Nella società odierna – conclude Luzzati – sono ormai pochissimi i cognomi effettivamente ‘parlanti’, cioè in grado di ‘raccontare’, di primo acchito, non solo frammenti della storia più o meno remota della famiglia a cui un individuo appartiene, ma anche qualche connotato del suo presente. E questo è sicuramente vero anche per coloro che professano la religione ebraica. Relativamente ai cognomi in uso tanto fra gli ebrei quanto fra i cristiani, basterà far riferimento a ‘Rossi’. Si tratta di un tipico cognome ebraico. È ovvio che non possiamo da qui inferire che le molte centinaia di migliaia di italiani che portano il cognome Rossi siano tutti ebrei o di origine ebraica“.

Per concludere, una breve nota sulla corrispondenza fra nome di luogo e ebraismo, ricordiamo una scena toccante del film di Luigi Comencini “Tutti a casa” (1960), ambientato dopo l’8 settembre 1943, quando un soldato tedesco che esamina sospettoso i documenti dell’ebrea Silvia Modena, mentre i compagni della ragazza che cercano di proteggerla fingendo di ignorare l’esistenza di una città con quel nome. Nello stereotipo c’è ovviamente una parte di verità.

Fin dal Duecento gli Ebrei gestivano il prestito al minuto, stabilendosi così in centri abitati, grandi e piccoli. Data la ristrettezza del patrimonio ebraico di nomi di persona, quando nel corso dei secoli si rese necessario avere dei cognomi, venne naturale assumere quelli dei luoghi di residenza.

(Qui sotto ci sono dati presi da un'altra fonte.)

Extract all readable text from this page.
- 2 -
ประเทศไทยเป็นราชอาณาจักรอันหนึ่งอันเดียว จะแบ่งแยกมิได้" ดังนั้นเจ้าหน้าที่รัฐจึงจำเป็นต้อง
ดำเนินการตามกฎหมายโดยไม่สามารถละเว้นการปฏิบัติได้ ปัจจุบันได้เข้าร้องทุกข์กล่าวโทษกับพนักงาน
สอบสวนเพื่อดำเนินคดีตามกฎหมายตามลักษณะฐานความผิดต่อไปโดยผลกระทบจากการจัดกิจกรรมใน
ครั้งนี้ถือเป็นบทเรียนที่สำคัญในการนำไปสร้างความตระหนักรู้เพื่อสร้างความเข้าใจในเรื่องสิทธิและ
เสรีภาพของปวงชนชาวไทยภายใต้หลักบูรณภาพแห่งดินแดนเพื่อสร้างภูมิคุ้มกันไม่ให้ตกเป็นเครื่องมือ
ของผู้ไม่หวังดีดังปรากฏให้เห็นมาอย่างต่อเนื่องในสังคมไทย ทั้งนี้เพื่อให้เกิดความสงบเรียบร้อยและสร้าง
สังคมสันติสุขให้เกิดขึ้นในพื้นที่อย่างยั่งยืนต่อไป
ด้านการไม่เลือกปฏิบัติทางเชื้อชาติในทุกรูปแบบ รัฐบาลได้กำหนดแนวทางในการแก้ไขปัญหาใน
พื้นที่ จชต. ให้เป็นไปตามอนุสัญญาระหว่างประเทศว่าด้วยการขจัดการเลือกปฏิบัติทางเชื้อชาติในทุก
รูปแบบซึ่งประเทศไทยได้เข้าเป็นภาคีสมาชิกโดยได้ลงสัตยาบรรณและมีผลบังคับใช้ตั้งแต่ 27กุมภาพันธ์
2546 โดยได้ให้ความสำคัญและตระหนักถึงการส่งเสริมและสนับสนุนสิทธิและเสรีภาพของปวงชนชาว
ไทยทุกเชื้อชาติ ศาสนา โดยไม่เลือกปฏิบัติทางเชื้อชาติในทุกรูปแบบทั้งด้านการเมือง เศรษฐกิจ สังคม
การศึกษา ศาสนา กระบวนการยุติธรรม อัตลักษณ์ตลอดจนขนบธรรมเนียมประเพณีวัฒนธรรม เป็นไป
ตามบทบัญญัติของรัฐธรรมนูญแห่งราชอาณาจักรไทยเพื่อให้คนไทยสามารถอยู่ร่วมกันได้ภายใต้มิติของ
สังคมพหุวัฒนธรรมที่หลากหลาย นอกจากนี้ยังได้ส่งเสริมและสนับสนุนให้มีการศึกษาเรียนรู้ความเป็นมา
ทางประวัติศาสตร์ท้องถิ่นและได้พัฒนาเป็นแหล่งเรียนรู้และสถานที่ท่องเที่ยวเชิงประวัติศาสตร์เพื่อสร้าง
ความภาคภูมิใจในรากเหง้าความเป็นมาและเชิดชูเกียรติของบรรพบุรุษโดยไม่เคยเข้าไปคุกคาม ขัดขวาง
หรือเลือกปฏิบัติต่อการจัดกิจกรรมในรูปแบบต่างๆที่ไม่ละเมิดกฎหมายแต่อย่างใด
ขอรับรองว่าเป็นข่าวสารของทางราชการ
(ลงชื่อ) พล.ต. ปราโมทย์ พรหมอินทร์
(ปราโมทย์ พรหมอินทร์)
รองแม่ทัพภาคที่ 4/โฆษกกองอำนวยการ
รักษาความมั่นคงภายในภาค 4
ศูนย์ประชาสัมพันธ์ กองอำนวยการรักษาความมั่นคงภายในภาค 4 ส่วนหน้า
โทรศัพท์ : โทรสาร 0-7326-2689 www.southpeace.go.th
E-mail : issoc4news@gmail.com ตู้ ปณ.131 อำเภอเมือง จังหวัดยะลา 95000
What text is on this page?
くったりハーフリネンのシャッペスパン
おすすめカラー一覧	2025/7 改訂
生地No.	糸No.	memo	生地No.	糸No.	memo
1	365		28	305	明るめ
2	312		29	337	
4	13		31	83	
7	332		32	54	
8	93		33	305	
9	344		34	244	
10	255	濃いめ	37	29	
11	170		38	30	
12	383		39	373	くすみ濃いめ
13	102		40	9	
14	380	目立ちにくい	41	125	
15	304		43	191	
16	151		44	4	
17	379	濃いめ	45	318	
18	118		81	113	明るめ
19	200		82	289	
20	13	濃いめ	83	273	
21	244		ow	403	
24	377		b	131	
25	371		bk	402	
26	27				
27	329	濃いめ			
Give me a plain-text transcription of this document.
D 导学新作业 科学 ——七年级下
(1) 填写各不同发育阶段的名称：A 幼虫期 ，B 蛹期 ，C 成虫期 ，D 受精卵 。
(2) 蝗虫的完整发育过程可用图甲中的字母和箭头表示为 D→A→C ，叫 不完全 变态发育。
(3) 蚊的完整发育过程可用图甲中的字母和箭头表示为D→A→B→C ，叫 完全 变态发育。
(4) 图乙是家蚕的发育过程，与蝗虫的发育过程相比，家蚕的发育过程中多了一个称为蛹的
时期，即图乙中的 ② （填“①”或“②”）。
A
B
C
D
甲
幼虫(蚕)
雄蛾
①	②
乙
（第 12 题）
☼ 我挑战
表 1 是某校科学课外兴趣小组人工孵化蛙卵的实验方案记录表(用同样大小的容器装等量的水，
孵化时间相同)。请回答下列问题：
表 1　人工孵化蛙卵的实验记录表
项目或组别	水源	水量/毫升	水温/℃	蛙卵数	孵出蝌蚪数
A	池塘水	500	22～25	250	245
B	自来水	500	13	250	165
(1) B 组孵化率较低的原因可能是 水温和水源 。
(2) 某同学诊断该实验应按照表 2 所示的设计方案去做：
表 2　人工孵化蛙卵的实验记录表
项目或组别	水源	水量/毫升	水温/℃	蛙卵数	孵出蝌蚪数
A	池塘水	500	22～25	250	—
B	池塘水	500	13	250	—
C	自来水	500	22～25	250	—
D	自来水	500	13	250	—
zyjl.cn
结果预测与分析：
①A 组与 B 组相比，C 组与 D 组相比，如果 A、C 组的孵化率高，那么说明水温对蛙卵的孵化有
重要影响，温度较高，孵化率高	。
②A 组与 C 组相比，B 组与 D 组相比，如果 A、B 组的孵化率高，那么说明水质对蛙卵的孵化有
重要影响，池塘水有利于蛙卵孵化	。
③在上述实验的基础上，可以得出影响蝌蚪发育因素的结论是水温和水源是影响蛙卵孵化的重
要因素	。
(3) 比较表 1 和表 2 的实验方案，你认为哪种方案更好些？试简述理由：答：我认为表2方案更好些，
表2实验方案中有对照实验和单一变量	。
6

Fortunatamente, l’elevato numero dei cognomi italiani, ben oltre trecentomila, è in parte l’effetto della complessità di vicende politiche, culturali e dialettali, ma anche di mescolanza tra quei cittadini che, pur professando religioni diverse, condividono la stessa storia e la stessa Patria da oltre due millenni.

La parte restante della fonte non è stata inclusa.